If there are appropriate indications, the child or adult attends a consultation with a dermatologist, nephrologist and gastroenterologist. Differential diagnosis allows doctors to exclude neurological and psychiatric pathologies from the patient’s medical history.

Prevention

There is no specific prevention. In order to minimize attacks, it is recommended:

  • Avoid/minimize exposure to porphyrinogenic factors (regular lifestyle, avoid stress, taking potentially dangerous medications, drinking alcoholic beverages, fasting/strict diets, sun exposure).
  • Patients over 50 years of age should undergo twice-yearly examinations to evaluate liver health.
  • Rational employment.
  • Carrying out preventive treatment/clinical examination of patients.
  • If there is a porphyria patient in the family, it is necessary to carry out DNA diagnostics (detection of genetic mutations) and determine the activity of various enzymes of the heme synthesis cycle.

Therapeutic course

Treatment of acute and erythropoietic porphyria requires hospitalization of the patient. Individuals with PEP may receive therapy in an outpatient setting. Modern medicine does not have the means to completely eliminate disturbances in porphyrin metabolism. The efforts of doctors are aimed at eliminating the symptoms of the disease and the factors that provoke its exacerbation.

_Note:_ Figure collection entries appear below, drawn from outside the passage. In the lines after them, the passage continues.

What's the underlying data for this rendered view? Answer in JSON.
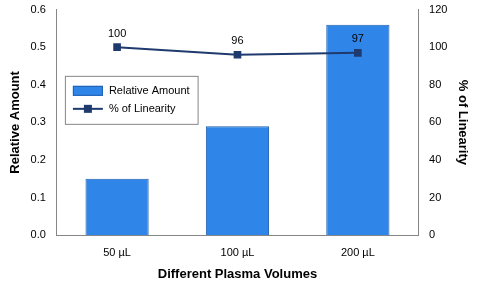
{
  "chart_data": {
    "type": "bar",
    "categories": [
      "50 µL",
      "100 µL",
      "200 µL"
    ],
    "x_label": "Different Plasma Volumes",
    "y_label": "Relative Amount",
    "y2_label": "% of Linearity",
    "ylim": [
      0,
      0.6
    ],
    "yticks": [
      {
        "value": 0,
        "label": "0.0"
      },
      0.1,
      0.2,
      0.3,
      0.4,
      0.5,
      0.6
    ],
    "y2lim": [
      0,
      120
    ],
    "y2ticks": [
      0,
      20,
      40,
      60,
      80,
      100,
      120
    ],
    "grid": false,
    "legend": "left",
    "series": [
      {
        "name": "Relative Amount",
        "type": "bar",
        "color": "#2f86e8",
        "values": [
          0.15,
          0.29,
          0.56
        ]
      },
      {
        "name": "% of Linearity",
        "type": "line",
        "axis": "y2",
        "color": "#1f3a6e",
        "marker": "square",
        "values": [
          100,
          96,
          97
        ],
        "data_labels": true
      }
    ]
  }
}
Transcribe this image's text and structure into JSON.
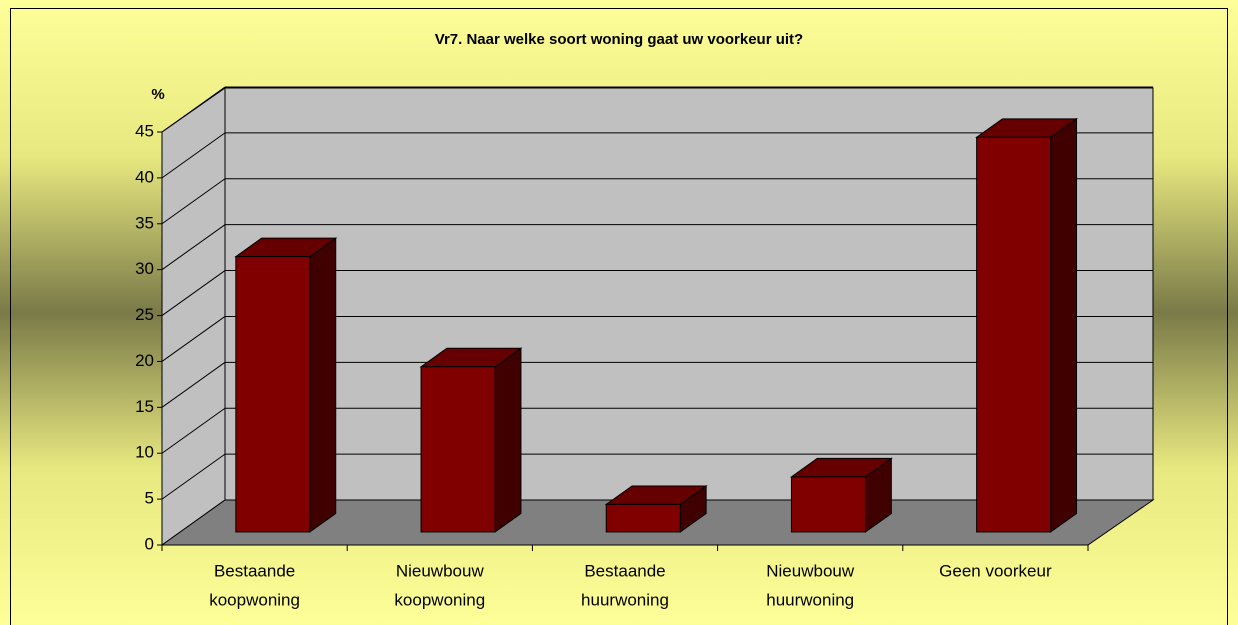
{
  "chart_data": {
    "type": "bar3d",
    "title": "Vr7. Naar welke soort woning gaat uw voorkeur uit?",
    "y_label": "%",
    "categories": [
      [
        "Bestaande",
        "koopwoning"
      ],
      [
        "Nieuwbouw",
        "koopwoning"
      ],
      [
        "Bestaande",
        "huurwoning"
      ],
      [
        "Nieuwbouw",
        "huurwoning"
      ],
      [
        "Geen voorkeur"
      ]
    ],
    "values": [
      30,
      18,
      3,
      6,
      43
    ],
    "color": "#800000",
    "ylim": [
      0,
      45
    ],
    "yticks": [
      0,
      5,
      10,
      15,
      20,
      25,
      30,
      35,
      40,
      45
    ],
    "grid": true
  }
}
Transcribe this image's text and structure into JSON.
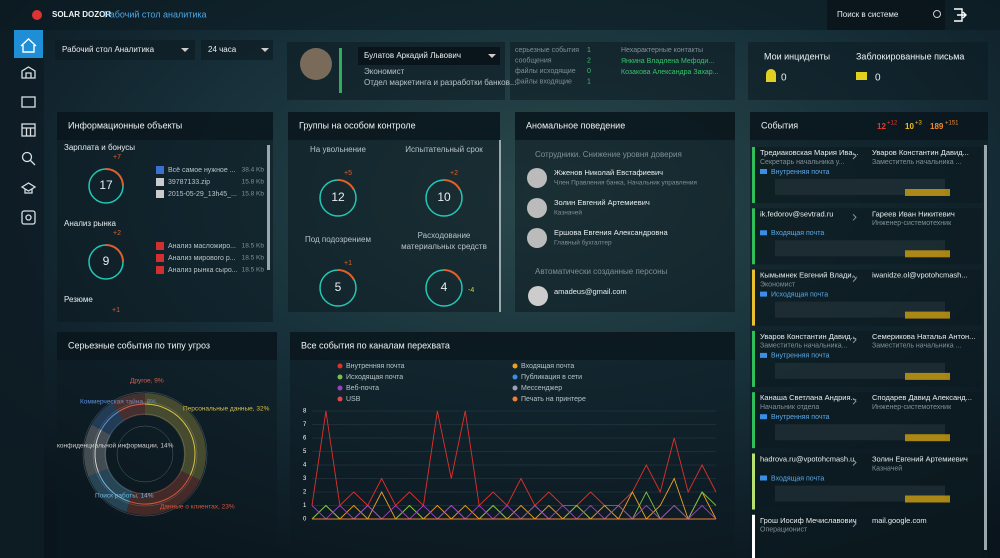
{
  "header": {
    "brand": "SOLAR DOZOR",
    "workspace": "Рабочий стол аналитика",
    "search": "Поиск в системе"
  },
  "filters": {
    "desktop": "Рабочий стол Аналитика",
    "period": "24 часа"
  },
  "profile": {
    "name": "Булатов Аркадий Львович",
    "position": "Экономист",
    "department": "Отдел маркетинга и разработки банков...",
    "stats": [
      {
        "label": "серьезные события",
        "value": 1
      },
      {
        "label": "сообщения",
        "value": 2
      },
      {
        "label": "файлы исходящие",
        "value": 0
      },
      {
        "label": "файлы входящие",
        "value": 1
      }
    ],
    "contacts_title": "Нехарактерные контакты",
    "contacts": [
      "Янкина Владлена Мефоди...",
      "Козакова Александра Захар..."
    ]
  },
  "summary": {
    "incidents": {
      "label": "Мои инциденты",
      "value": 0
    },
    "blocked": {
      "label": "Заблокированные письма",
      "value": 0
    }
  },
  "info_objects": {
    "title": "Информационные объекты",
    "groups": [
      {
        "name": "Зарплата и бонусы",
        "count": 17,
        "delta": "+7",
        "files": [
          {
            "name": "Всё самое нужное ...",
            "size": "38.4 Kb"
          },
          {
            "name": "39787133.zip",
            "size": "15.8 Kb"
          },
          {
            "name": "2015-05-29_13h45_...",
            "size": "15.8 Kb"
          }
        ]
      },
      {
        "name": "Анализ рынка",
        "count": 9,
        "delta": "+2",
        "files": [
          {
            "name": "Анализ масложиро...",
            "size": "18.5 Kb"
          },
          {
            "name": "Анализ мирового р...",
            "size": "18.5 Kb"
          },
          {
            "name": "Анализ рынка сыро...",
            "size": "18.5 Kb"
          }
        ]
      },
      {
        "name": "Резюме",
        "delta": "+1",
        "files": []
      }
    ]
  },
  "groups": {
    "title": "Группы на особом контроле",
    "items": [
      {
        "name": "На увольнение",
        "count": 12,
        "delta": "+5"
      },
      {
        "name": "Испытательный срок",
        "count": 10,
        "delta": "+2"
      },
      {
        "name": "Под подозрением",
        "count": 5,
        "delta": "+1"
      },
      {
        "name": "Расходование материальных средств",
        "count": 4,
        "delta": "-4"
      }
    ]
  },
  "anomalies": {
    "title": "Аномальное поведение",
    "employees_title": "Сотрудники. Снижение уровня доверия",
    "employees": [
      {
        "name": "Жженов Николай Евстафиевич",
        "role": "Член Правления банка, Начальник управления"
      },
      {
        "name": "Золин Евгений Артемиевич",
        "role": "Казначей"
      },
      {
        "name": "Ершова Евгения Александровна",
        "role": "Главный бухгалтер"
      }
    ],
    "auto_title": "Автоматически созданные персоны",
    "auto": [
      "amadeus@gmail.com"
    ]
  },
  "events": {
    "title": "События",
    "counters": [
      {
        "value": 12,
        "delta": "+12"
      },
      {
        "value": 10,
        "delta": "+3"
      },
      {
        "value": 189,
        "delta": "+151"
      }
    ],
    "items": [
      {
        "from": "Тредиаковская Мария Ива...",
        "from_role": "Секретарь начальника у...",
        "to": "Уваров Константин Давид...",
        "to_role": "Заместитель начальника ...",
        "channel": "Внутренняя почта"
      },
      {
        "from": "ik.fedorov@sevtrad.ru",
        "to": "Гареев Иван Никитевич",
        "to_role": "Инженер-системотехник",
        "channel": "Входящая почта"
      },
      {
        "from": "Кымымнек Евгений Влади...",
        "from_role": "Экономист",
        "to": "iwanidze.ol@vpotohcmash...",
        "channel": "Исходящая почта"
      },
      {
        "from": "Уваров Константин Давид...",
        "from_role": "Заместитель начальника...",
        "to": "Семерикова Наталья Антон...",
        "to_role": "Заместитель начальника ...",
        "channel": "Внутренняя почта"
      },
      {
        "from": "Канаша Светлана Андрия...",
        "from_role": "Начальник отдела",
        "to": "Сподарев Давид Александ...",
        "to_role": "Инженер-системотехник",
        "channel": "Внутренняя почта"
      },
      {
        "from": "hadrova.ru@vpotohcmash.u",
        "to": "Золин Евгений Артемиевич",
        "to_role": "Казначей",
        "channel": "Входящая почта"
      },
      {
        "from": "Грош Иосиф Мечиславович",
        "from_role": "Операционист",
        "to": "mail.google.com"
      }
    ]
  },
  "chart_data": [
    {
      "type": "pie",
      "title": "Серьезные события по типу угроз",
      "categories": [
        "Персональные данные",
        "Данные о клиентах",
        "Поиск работы",
        "конфиденциальной информации",
        "Коммерческая тайна",
        "Другое"
      ],
      "values": [
        32,
        23,
        14,
        14,
        8,
        9
      ],
      "value_labels": [
        "Персональные данные, 32%",
        "Данные о клиентах, 23%",
        "Поиск работы, 14%",
        "конфиденциальной информации, 14%",
        "Коммерческая тайна, 8%",
        "Другое, 9%"
      ],
      "colors": [
        "#d8c248",
        "#d8553a",
        "#6fb6e0",
        "#d0d0d0",
        "#5b8fd8",
        "#d8604a"
      ]
    },
    {
      "type": "line",
      "title": "Все события по каналам перехвата",
      "ylim": [
        0,
        8
      ],
      "yticks": [
        0,
        1,
        2,
        3,
        4,
        5,
        6,
        7,
        8
      ],
      "grid": true,
      "series": [
        {
          "name": "Внутренняя почта",
          "color": "#e0302a",
          "values": [
            1,
            8,
            1,
            2,
            1,
            3,
            1,
            2,
            1,
            8,
            3,
            8,
            1,
            2,
            1,
            3,
            1,
            2,
            1,
            1,
            2,
            1,
            1,
            2,
            4,
            2,
            6,
            2,
            4,
            2
          ]
        },
        {
          "name": "Входящая почта",
          "color": "#f0a020",
          "values": [
            0,
            1,
            0,
            1,
            0,
            2,
            0,
            1,
            0,
            1,
            0,
            1,
            0,
            1,
            0,
            1,
            0,
            1,
            0,
            1,
            0,
            1,
            0,
            2,
            0,
            1,
            3,
            0,
            2,
            0
          ]
        },
        {
          "name": "Исходящая почта",
          "color": "#7bc043",
          "values": [
            0,
            1,
            0,
            0,
            1,
            0,
            0,
            1,
            0,
            0,
            1,
            0,
            0,
            1,
            0,
            0,
            1,
            0,
            0,
            1,
            0,
            0,
            1,
            0,
            2,
            0,
            1,
            0,
            2,
            1
          ]
        },
        {
          "name": "Публикация в сети",
          "color": "#3a8ee6",
          "values": [
            0,
            0,
            0,
            0,
            0,
            0,
            0,
            0,
            0,
            0,
            0,
            0,
            0,
            0,
            0,
            0,
            0,
            0,
            0,
            0,
            0,
            0,
            0,
            0,
            0,
            0,
            0,
            0,
            0,
            0
          ]
        },
        {
          "name": "Веб-почта",
          "color": "#a040c0",
          "values": [
            1,
            0,
            1,
            0,
            1,
            0,
            1,
            0,
            1,
            0,
            1,
            0,
            1,
            0,
            1,
            0,
            1,
            0,
            1,
            0,
            1,
            0,
            1,
            0,
            1,
            0,
            1,
            0,
            1,
            0
          ]
        },
        {
          "name": "Мессенджер",
          "color": "#9aa0b8",
          "values": [
            0,
            0,
            0,
            0,
            0,
            0,
            0,
            0,
            0,
            0,
            0,
            0,
            0,
            0,
            0,
            0,
            0,
            0,
            0,
            0,
            0,
            0,
            0,
            0,
            0,
            0,
            0,
            0,
            0,
            0
          ]
        },
        {
          "name": "USB",
          "color": "#e04848",
          "values": [
            0,
            0,
            0,
            0,
            0,
            0,
            0,
            0,
            0,
            0,
            0,
            0,
            0,
            0,
            0,
            0,
            0,
            0,
            0,
            0,
            0,
            0,
            0,
            0,
            0,
            0,
            0,
            0,
            0,
            0
          ]
        },
        {
          "name": "Печать на принтере",
          "color": "#f08030",
          "values": [
            0,
            0,
            0,
            0,
            0,
            0,
            0,
            0,
            0,
            0,
            0,
            0,
            0,
            0,
            0,
            0,
            0,
            0,
            0,
            0,
            0,
            0,
            0,
            0,
            0,
            0,
            0,
            0,
            0,
            0
          ]
        }
      ]
    }
  ]
}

In acute forms of the pathology, a child or adult is prescribed adenosine triphosphate derivatives, which suppress the synthesis of toxic porphobilinogen. Further treatment involves the patient taking large doses of glucose and switching to a high-carbohydrate diet.

The erythropoietic type of the disease is almost untreatable. The main therapeutic measure is to limit the patient's exposure to sunlight. Erosions should be treated with antiseptic agents to prevent infectious lesions of the skin. Severe hemolysis (resolution of red blood cells) becomes an indication for removal of the spleen. In some cases, patients are indicated for bone marrow transplantation.

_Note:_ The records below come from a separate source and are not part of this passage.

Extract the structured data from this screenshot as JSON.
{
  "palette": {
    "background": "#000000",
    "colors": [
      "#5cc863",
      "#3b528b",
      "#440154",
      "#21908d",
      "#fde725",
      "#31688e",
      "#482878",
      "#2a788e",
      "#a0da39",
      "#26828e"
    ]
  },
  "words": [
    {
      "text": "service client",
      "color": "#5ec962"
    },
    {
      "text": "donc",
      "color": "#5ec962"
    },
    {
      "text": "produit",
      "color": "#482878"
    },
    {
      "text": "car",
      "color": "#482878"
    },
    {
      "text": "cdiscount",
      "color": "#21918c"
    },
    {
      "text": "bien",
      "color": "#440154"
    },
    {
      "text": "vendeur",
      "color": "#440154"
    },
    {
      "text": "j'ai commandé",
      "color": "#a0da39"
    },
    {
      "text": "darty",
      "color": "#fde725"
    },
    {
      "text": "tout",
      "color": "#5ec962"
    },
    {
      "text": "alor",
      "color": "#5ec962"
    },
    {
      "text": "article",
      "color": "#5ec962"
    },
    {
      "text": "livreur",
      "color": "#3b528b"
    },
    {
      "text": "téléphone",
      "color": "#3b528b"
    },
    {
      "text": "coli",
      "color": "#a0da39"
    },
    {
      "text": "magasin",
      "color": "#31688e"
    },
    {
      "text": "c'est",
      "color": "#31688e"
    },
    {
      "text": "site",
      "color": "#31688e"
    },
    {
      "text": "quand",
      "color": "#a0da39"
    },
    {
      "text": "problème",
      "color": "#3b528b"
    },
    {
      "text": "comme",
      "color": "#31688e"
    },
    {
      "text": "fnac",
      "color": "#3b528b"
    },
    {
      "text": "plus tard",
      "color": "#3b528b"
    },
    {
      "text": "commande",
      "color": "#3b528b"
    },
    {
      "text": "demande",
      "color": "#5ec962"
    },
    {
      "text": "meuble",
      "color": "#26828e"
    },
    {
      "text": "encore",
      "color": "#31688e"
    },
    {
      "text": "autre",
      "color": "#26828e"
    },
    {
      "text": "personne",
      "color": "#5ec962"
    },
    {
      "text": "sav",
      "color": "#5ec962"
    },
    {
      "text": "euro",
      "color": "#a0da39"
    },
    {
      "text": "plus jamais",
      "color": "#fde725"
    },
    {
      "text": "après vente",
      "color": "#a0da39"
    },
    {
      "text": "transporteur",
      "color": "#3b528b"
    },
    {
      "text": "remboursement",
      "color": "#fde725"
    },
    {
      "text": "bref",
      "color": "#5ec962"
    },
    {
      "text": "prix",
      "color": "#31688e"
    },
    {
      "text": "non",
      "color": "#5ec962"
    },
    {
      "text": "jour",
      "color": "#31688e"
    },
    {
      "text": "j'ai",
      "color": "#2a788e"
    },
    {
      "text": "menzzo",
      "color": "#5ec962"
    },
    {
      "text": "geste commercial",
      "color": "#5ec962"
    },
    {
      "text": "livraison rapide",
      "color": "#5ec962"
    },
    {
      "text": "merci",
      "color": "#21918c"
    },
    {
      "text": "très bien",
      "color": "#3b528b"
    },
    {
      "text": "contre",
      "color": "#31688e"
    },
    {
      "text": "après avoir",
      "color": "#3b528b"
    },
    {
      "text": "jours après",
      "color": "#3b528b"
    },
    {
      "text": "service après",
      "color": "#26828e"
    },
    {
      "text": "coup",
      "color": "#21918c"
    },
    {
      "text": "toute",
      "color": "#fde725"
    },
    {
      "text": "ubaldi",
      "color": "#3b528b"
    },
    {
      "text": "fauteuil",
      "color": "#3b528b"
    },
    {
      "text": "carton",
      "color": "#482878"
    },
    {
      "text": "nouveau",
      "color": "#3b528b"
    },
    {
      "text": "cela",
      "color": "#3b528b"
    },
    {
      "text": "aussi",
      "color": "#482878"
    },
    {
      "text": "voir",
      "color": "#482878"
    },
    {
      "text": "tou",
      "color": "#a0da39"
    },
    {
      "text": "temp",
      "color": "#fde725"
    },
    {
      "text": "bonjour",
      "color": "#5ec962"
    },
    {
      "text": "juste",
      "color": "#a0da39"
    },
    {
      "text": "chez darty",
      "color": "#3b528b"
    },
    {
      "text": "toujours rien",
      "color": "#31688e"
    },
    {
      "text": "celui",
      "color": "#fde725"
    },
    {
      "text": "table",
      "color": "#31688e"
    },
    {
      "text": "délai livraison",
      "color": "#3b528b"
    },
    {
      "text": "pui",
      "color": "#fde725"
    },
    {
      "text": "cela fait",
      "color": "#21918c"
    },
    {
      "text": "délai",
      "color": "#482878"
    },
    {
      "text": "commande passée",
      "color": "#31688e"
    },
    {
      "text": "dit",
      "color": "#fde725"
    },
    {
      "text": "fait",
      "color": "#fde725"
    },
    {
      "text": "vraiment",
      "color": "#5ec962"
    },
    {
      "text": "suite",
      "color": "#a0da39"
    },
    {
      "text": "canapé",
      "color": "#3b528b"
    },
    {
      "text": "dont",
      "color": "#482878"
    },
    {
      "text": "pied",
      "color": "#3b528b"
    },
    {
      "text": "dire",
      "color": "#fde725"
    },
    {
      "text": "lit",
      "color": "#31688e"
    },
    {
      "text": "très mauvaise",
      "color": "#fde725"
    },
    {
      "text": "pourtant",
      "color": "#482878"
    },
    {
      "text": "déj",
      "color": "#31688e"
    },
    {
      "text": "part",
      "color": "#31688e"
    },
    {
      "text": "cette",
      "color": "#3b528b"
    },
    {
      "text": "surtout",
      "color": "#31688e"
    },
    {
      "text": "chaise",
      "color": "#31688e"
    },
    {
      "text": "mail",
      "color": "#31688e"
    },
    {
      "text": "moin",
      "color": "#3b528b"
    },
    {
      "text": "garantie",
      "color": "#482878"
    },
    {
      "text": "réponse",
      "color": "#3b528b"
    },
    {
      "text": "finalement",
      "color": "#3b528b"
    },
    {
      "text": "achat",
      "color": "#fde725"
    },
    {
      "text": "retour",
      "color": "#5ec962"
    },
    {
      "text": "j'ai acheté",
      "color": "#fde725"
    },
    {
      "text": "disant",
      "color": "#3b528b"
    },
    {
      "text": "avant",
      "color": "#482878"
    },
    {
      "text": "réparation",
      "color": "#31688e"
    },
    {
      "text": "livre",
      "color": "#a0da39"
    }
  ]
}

For porphyria cutanea tarda, men and women are prescribed plasmapheresis and drug therapy. The drugs used are designed to reduce the level of absorption of porphyrins in the gastrointestinal tract.

Treatment of porphyria

Porphyria is treated by a hematologist. Since the disease is genetic in nature, therapy is limited to reducing symptoms.


Causes and symptoms of porphyria

With erythropoietic porphyrias, sun protection comes to the fore: maximally closed clothing, wide-brimmed hats, sunscreens. To increase photoprotection, beta-carotene and nicotinic acid preparations may be recommended.

To delay the development of cirrhosis in hepatic porphyrias, patients are prescribed hepatoprotectors - for example, ursodeoxycholic acid preparations (Ursosan), which increase the resistance of hepatocytes (liver cells) to external toxic influences and thus reduce the activity of apoptosis (cell death).

To reduce the level of porphyrins in the body, bloodletting and antimalarial drugs may be recommended. Vitamins, ATP and cocarboxylase are prescribed as maintenance therapy.

Forecast

Porphyrin disease is a pathology with a poor prognosis. Patients with the erythropoietic type of disorder live 25–30 years after diagnosis and initiation of treatment. The cause of death in 85% of cases is secondary infections that develop against the background of weakened human immunity. Acute porphyrias are fatal in 15–20% of clinically recorded cases. The patient's death occurs as a result of paralysis of the respiratory muscles.

PKP remains a relatively benign form of porphyrin disease. Men and women are advised to avoid factors that provoke complications: poor diet, stress, excessive insolation.